Battlement injection well plan to be altered — activists call it a win
The Garfield County Planning Commission on Wednesday delayed action on a request to allow injection wells within the Battlement Mesa residential area so the plan, opposed by Planning Commission staff, can be changed.
Battlement Mesa Partners, requesting the zoning change for Ursa Resources’ natural gas operations, asked commissioners before a packed hearing room for time to amend the proposal.

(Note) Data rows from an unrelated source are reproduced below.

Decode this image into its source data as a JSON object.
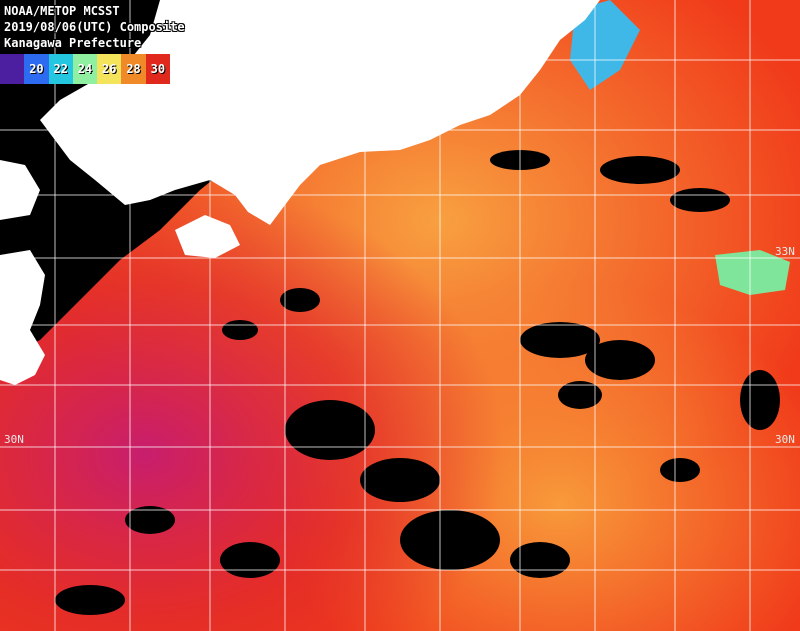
{
  "title": {
    "line1": "NOAA/METOP MCSST",
    "line2": "2019/08/06(UTC) Composite",
    "line3": "Kanagawa Prefecture"
  },
  "colorbar": {
    "labels": [
      "",
      "20",
      "22",
      "24",
      "26",
      "28",
      "30"
    ],
    "colors": [
      "#4b1fa0",
      "#2d6cf0",
      "#24c6e0",
      "#8ef0a0",
      "#f4e45c",
      "#f08a28",
      "#e0281c"
    ]
  },
  "lat_labels": {
    "n30_left": "30N",
    "n30_right": "30N",
    "n33_right": "33N"
  },
  "colors": {
    "sea_warm": "#f03a1a",
    "sea_hot": "#c81e6e",
    "sea_mild": "#f4902a",
    "land": "#ffffff",
    "cloud": "#000000",
    "grid": "#ffffff"
  }
}
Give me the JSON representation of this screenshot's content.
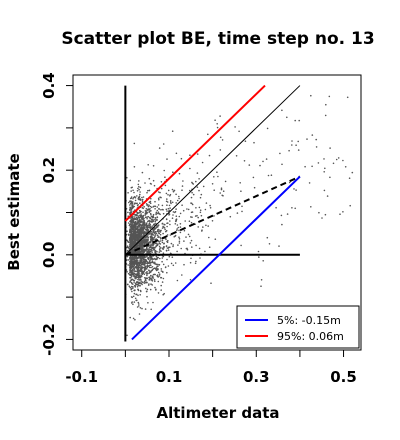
{
  "chart_data": {
    "type": "scatter",
    "title": "Scatter plot BE, time step no. 13",
    "xlabel": "Altimeter data",
    "ylabel": "Best estimate",
    "xlim": [
      -0.12,
      0.54
    ],
    "ylim": [
      -0.225,
      0.425
    ],
    "xticks": [
      "-0.1",
      "0.1",
      "0.3",
      "0.5"
    ],
    "xtick_values": [
      -0.1,
      0.0,
      0.1,
      0.2,
      0.3,
      0.4,
      0.5
    ],
    "yticks": [
      "-0.2",
      "0.0",
      "0.2",
      "0.4"
    ],
    "ytick_values": [
      -0.2,
      -0.1,
      0.0,
      0.1,
      0.2,
      0.3,
      0.4
    ],
    "grid": false,
    "legend_position": "bottom-right",
    "point_color": "#555555",
    "lines": [
      {
        "id": "vertical-axis-line",
        "color": "#000000",
        "style": "solid",
        "width": "thick",
        "x": [
          0.0,
          0.0
        ],
        "y": [
          -0.205,
          0.4
        ]
      },
      {
        "id": "horizontal-zero-line",
        "color": "#000000",
        "style": "solid",
        "width": "thick",
        "x": [
          0.0,
          0.4
        ],
        "y": [
          0.0,
          0.0
        ]
      },
      {
        "id": "identity-line",
        "color": "#000000",
        "style": "solid",
        "width": "thin",
        "x": [
          0.0,
          0.4
        ],
        "y": [
          0.0,
          0.4
        ]
      },
      {
        "id": "regression-line",
        "color": "#000000",
        "style": "dashed",
        "width": "thick",
        "x": [
          0.0,
          0.4
        ],
        "y": [
          0.0,
          0.185
        ]
      },
      {
        "id": "p5-line",
        "color": "#0000ff",
        "style": "solid",
        "width": "thick",
        "x": [
          0.015,
          0.4
        ],
        "y": [
          -0.2,
          0.185
        ]
      },
      {
        "id": "p95-line",
        "color": "#ff0000",
        "style": "solid",
        "width": "thick",
        "x": [
          0.0,
          0.32
        ],
        "y": [
          0.08,
          0.4
        ]
      }
    ],
    "legend": [
      {
        "label": "5%: -0.15m",
        "color": "#0000ff"
      },
      {
        "label": "95%:  0.06m",
        "color": "#ff0000"
      }
    ],
    "scatter": {
      "n_points": 2600,
      "core_center": [
        0.015,
        0.02
      ],
      "description_series": "dense cluster of points near the origin with tail toward upper right"
    }
  }
}
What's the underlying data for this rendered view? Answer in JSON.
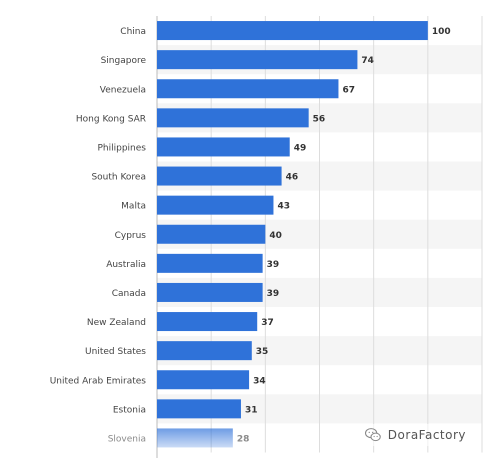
{
  "chart_data": {
    "type": "bar",
    "orientation": "horizontal",
    "categories": [
      "China",
      "Singapore",
      "Venezuela",
      "Hong Kong SAR",
      "Philippines",
      "South Korea",
      "Malta",
      "Cyprus",
      "Australia",
      "Canada",
      "New Zealand",
      "United States",
      "United Arab Emirates",
      "Estonia",
      "Slovenia"
    ],
    "values": [
      100,
      74,
      67,
      56,
      49,
      46,
      43,
      40,
      39,
      39,
      37,
      35,
      34,
      31,
      28
    ],
    "xlim": [
      0,
      120
    ],
    "grid": true,
    "bar_color": "#2f72d9",
    "faded_last": true
  },
  "watermark": {
    "text": "DoraFactory",
    "icon": "wechat-icon"
  }
}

“This is a victory for residents,” said Dave Devanney, co-chair of the Battlement Concerned Citizens. “It was clear that public opinion was against the idea of creating an injection well zone in our community, especially one so close to our drinking water supply. Although we may see this proposal resurface in another form, tonight residents of Battlement Mesa can take comfort knowing their water is safe — for now.”
The hearing was moved to the March 8 Planning Commission meeting. The Planning Commission staff last week recommended rejecting the proposal in large part because it is close to the community’s water intake.
“I think it would be in the board’s best interest to allow for a continuance so that we can make changes to our application,” said Eric Schmela, president of Battlement Mesa Co. “A continuance would allow us to bring you more complete information on the request.”
Among the biggest changes would be to change the size of the area requested for rezoning to allow wells to dispose of wastewater from the fracking process. Drilling within the Planned Unit Development already has been approved by Garfield County and the state.
According to Schmela, the revised application will reduce the area of the project by nearly half. The previous proposal sought to rezone 37 acres along the north end of the community by the Colorado River. An updated application will reduce that area by 50 percent, stated Schmela.
Not only will the new application reduce the size of the injection zone, but it will also move the well away from the Colorado River and water treatment intake.
Several organizations have opposed the rezoning, including the Colorado Department of Pubic Health and Environment, which wrote a letter last February recommending that injection wells not be permitted within Battlement Mesa.
“After considering the long-term risk to the public water supply and the flexibility available to the operator when locating Class II injection wells the department recommends that the COGCC deny the permit for the injection well and the associated storage tanks on the Ursa BMC B well pad,” the letter said.
Following Wednesday’s commission meeting, Schmela said the proposed changes to the application will eliminate the B pad.
“This action shows that the people of Garfield County can stand up to the oil and gas companies and have an effect,” said Leslie Robinson, chair of the Grand Valley Citizens’ Alliance. “Even people in support of natural gas development know that injection wells and wastewater disposal are dangerous. A line must be drawn somewhere and residents, the county, and the state made it clear Ursa had crossed it.”
The two citizens groups said they would resist the amended plan and will fight injection wells anywhere in the PUD boundaries.